Proteomic Laboratory

Research

Requirements for sample preparation

Not all samples can be analyzed using MALDI-TOF mass spectrometry. Certain fixatives and storage conditions can impede successful measurements of the proteome fingerprint for species identification. Hence, one important part of our work is to investigate the storage and fixation of samples to allow species identification using mass spectrometry data. For this, we have carried out extensive studies on meiofauna from stored sediment samples. The investigation of samples fixed in different concentrations of ethanol stored at different temperature conditions revealed that storage temperature influenced mass spectra quality the most. Measurements from samples fixed in ethanol, stored at -25°C showed only minor decrease of signal quality compared to fresh material. In contrast to that, storage at room temperature led to a strong decrease of signal quality within only a few weeks.
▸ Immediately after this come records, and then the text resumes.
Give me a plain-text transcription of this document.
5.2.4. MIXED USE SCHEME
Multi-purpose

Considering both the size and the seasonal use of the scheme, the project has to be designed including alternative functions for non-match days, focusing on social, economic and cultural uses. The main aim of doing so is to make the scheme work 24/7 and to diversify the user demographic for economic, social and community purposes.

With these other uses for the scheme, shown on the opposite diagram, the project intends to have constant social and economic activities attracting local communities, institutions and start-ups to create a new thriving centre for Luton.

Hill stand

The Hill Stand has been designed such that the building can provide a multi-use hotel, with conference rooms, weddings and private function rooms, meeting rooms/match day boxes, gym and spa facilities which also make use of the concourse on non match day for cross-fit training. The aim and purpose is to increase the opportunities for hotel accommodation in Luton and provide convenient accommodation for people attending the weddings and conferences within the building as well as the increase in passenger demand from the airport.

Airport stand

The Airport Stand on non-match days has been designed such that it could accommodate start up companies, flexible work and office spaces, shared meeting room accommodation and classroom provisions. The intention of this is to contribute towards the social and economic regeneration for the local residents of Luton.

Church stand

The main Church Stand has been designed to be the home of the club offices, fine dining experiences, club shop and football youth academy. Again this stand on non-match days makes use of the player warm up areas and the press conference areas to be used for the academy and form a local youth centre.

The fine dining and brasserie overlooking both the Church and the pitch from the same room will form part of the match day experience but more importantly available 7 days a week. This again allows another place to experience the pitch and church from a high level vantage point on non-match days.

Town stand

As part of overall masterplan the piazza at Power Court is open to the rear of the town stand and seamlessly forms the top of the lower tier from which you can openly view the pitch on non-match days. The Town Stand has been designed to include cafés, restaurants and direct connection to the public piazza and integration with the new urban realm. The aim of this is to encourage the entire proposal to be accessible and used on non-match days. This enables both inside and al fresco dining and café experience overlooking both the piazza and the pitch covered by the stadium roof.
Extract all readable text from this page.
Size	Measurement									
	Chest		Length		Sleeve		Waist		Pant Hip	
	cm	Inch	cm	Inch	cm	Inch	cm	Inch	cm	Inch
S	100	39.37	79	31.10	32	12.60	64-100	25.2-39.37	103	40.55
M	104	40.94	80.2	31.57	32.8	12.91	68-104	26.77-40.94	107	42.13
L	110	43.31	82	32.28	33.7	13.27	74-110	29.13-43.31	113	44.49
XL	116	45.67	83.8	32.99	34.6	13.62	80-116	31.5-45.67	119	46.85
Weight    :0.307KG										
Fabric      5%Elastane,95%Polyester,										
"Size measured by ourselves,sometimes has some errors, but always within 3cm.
In concordance with this, also the probability to measure a signal at all decreased with time when samples were stored at room temperature.
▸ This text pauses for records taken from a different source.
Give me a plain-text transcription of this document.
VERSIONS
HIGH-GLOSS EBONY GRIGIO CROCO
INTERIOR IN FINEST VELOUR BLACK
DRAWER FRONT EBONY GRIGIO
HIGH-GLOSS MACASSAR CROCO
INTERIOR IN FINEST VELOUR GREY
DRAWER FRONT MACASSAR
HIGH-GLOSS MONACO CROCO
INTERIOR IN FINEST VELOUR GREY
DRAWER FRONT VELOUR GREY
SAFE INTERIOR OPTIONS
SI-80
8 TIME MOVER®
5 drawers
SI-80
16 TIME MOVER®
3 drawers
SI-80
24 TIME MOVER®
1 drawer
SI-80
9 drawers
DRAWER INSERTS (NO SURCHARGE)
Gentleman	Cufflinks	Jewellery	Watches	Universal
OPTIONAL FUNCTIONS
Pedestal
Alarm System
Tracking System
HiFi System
DZMB Maldi BioDivErfassung
The figure shows the increase of unsuccessful measurements (red line) as well as the increase of failed identifications (blue bars) for specimens from samples stored at room temperature.

Pilot studies for different taxa

Because the MALDI-TOF MS for identification of metazoan species is not widely applied yet, we are carrying out pilot studies to test if this method allows species identification for a variety of taxa. Animals will be identified both morphologically and with genetic methods such as DNA barcoding before measurements are carried out. If possible, different ontogenetic stages are measured to test if different stages affect the resulting mass spectra. In our lab we are investigating mainly marine animals. For instance, we were able to show that species identification using the proteome fingerprint works good for calanoid copepods from the plankton of the North Sea. For these, even larval stage differentiations were possible. But also for morphological difficult to differentiate cnidarian species, application of MALDI-TOF MS was successful.

Due to previous projects at the DZMB (working group MOLTAX), we have access to a large tissue data base from morphologically and genetically identified species from the North Sea, that will be used in the future for analyses using MALDI-TOF MS.

DZMB Maldi Probenzustand
The cluster analysis depicts the differentiation of three cnidarian species based on the proteome fingerprint.

Methods for rapid biodiversity assessments

Important for the future application of this method is the availability of data analysis methods. Here, it is important to allow species identification using a reference library. We are working to provide openly accessible software solutions for mass spectrometry data analysis. Using Random Forest, a machine learning tool, we developed a method for species identification including a post hoc test for false positive discovery to detect species that were not part of the applied reference library. In the future, automatic calculation of biodiversity indices based on MALDI-TOF MS data will be part of our work to allow analyzing sampling sites without prior knowledge of the occurring species.

DZMB Maldi Methoden
The figure depicts the principle of the test we developed to recognize specimens that were falsely classified by random forest. Based on the empiric distribution of identification values of a species, new identifications are classified as false positives if their identification values lie outside of the empiric distribution.

Biodiversity assessments carried out so far

Aside from pilot studies and the development of methods, we have also already carried out biodiversity assessments. Here, we measured the proteome fingerprint for a large number of specimens to assess the species diversity and community structure. First studies showed that communities assessed using MALDI-TOF MS are highly congruent with communities assessed morphologically or based on genetic analyses. Due to this, the time taken to assess community structures could be immensely. Hence, it was possible for deep-sea spinocalanoid copepods to show that vertical habitat preferences play an important role for reproductive isolation of species and coexistence of cryptic species.

In future projects, the method will be used for investigation of the specimen rich meiofauna communities of the North Sea. Also, in the CCZ, a potential area for deep sea mining in the North Pacific, the meiofauna communities will be investigated using the proteome fingerprint. By applying MALDI-TOF MS we expect to accelerate data assessment that was previously done mainly morphologically and hence to be able to focus on new working areas.

DZMB Maldi
In a NMDS analyses based on MALDI-TOF MS data, different developmental stages of calanoid copepods can be found in separated clusters.